By analysing the plant area and arrangement of the equipment, Aurecon was able to re-orientate the designs in BIM, to ultimately increase the amount of clinical space built in the hospital.
The 3D BIM model allowed Aurecon to better tune the spaces, test different designs inside the building’s footprint, and hone in on the exact space science to optimise the ratio of clinical versus non-clinical spaces. The result was more space for patients, medical equipment and consulting rooms for clinicians.
The way that digital engineering harnesses imagination and manages multidimensional challenges was powerfully evident when the project team used 3D printing technology to visualise the project’s modular risers.
Lendlease had the vision to design building elements for off-site prefabrication and modular construction where possible. Aurecon stayed true to this vision with the off-site prefabrication of some of the building elements, including the modular risers – the structures that house some of the main building services for the hospital.
When building elements are prefabricated offsite it makes way for other critical elements of construction to commence at the same time as the main concrete pours, rather than afterwards.
Additional benefits of off-site prefabrication include:
On SCUH, there were 20 different locations in the building where modular risers were required. Lendlease and Aurecon held a preliminary theory that each modular riser could be prefabricated offsite because they couldn’t be built at the same time onsite without affecting the construction timeline.

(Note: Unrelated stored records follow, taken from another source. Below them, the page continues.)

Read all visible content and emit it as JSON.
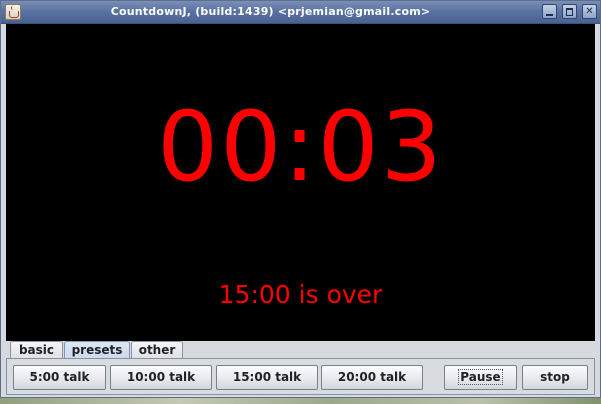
{
  "window": {
    "title": "CountdownJ, (build:1439) <prjemian@gmail.com>"
  },
  "display": {
    "time": "00:03",
    "message": "15:00 is over",
    "text_color": "#ff0000",
    "background_color": "#000000"
  },
  "tabs": [
    {
      "label": "basic",
      "selected": false
    },
    {
      "label": "presets",
      "selected": true
    },
    {
      "label": "other",
      "selected": false
    }
  ],
  "presets": {
    "buttons": [
      "5:00 talk",
      "10:00 talk",
      "15:00 talk",
      "20:00 talk"
    ],
    "pause_label": "Pause",
    "stop_label": "stop"
  },
  "icons": {
    "app": "java-cup-icon",
    "minimize": "minimize-icon",
    "maximize": "maximize-icon",
    "close": "close-icon"
  }
}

This was because of the large volume of materials required all at once, the tight construction timeframe for the superstructure and difficulty adding additional building trades to an already busy site.

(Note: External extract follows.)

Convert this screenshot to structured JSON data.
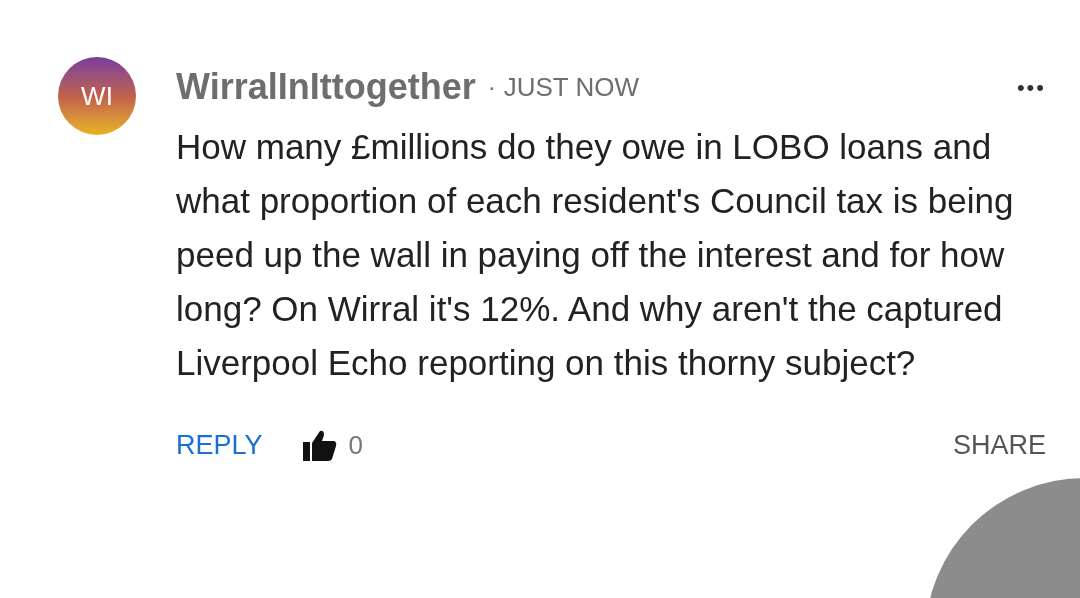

To communicate the built form of the modular risers to stakeholders, Aurecon commissioned a 3D print of a modular riser. This provided stakeholders with a tangible example of Lendlease’s innovative vision for off-site prefabrication.
Aurecon’s engineering team can still remember the feeling of excitement as they first laid eyes on the 3D printed modular riser. It had been a detailed process to get to this point, having been through drawings, the interactive 3D model and renders, before printing.
What an amazing piece of digital technology to assist engineering design, and something that wasn’t even in the wildest imaginations of hospital builders during Florence Nightingale’s era.
It was a privilege to work on the Sunshine Coast University Hospital said Jenkins.
“This building will have such a positive social impact on the local community and users of the hospital. With Aurecon’s history of engineering the design of healthcare facilities, we saw the positive contribution we could make."
In the healthcare industry, Aurecon has played key roles in delivering major hospital and healthcare projects. At the time of construction, the SCUH was one of the largest hospital building projects in Australia, based on gross floor area.
The successful design and delivery of SCUH is a case study in future hospital building construction. It demonstrates that integrating and utilising digital design tools, paired with an innovative approach to project delivery and supply chain parameters, creates a powerful model for managing construction and design.
Florence Nightingale’s dream of sanitation and food has been achieved, and much more. Imagine what she would say if she could see today’s hospitals with their patient comfort and recovery spaces, combined with superior technology that has the possibility to save and prolong lives.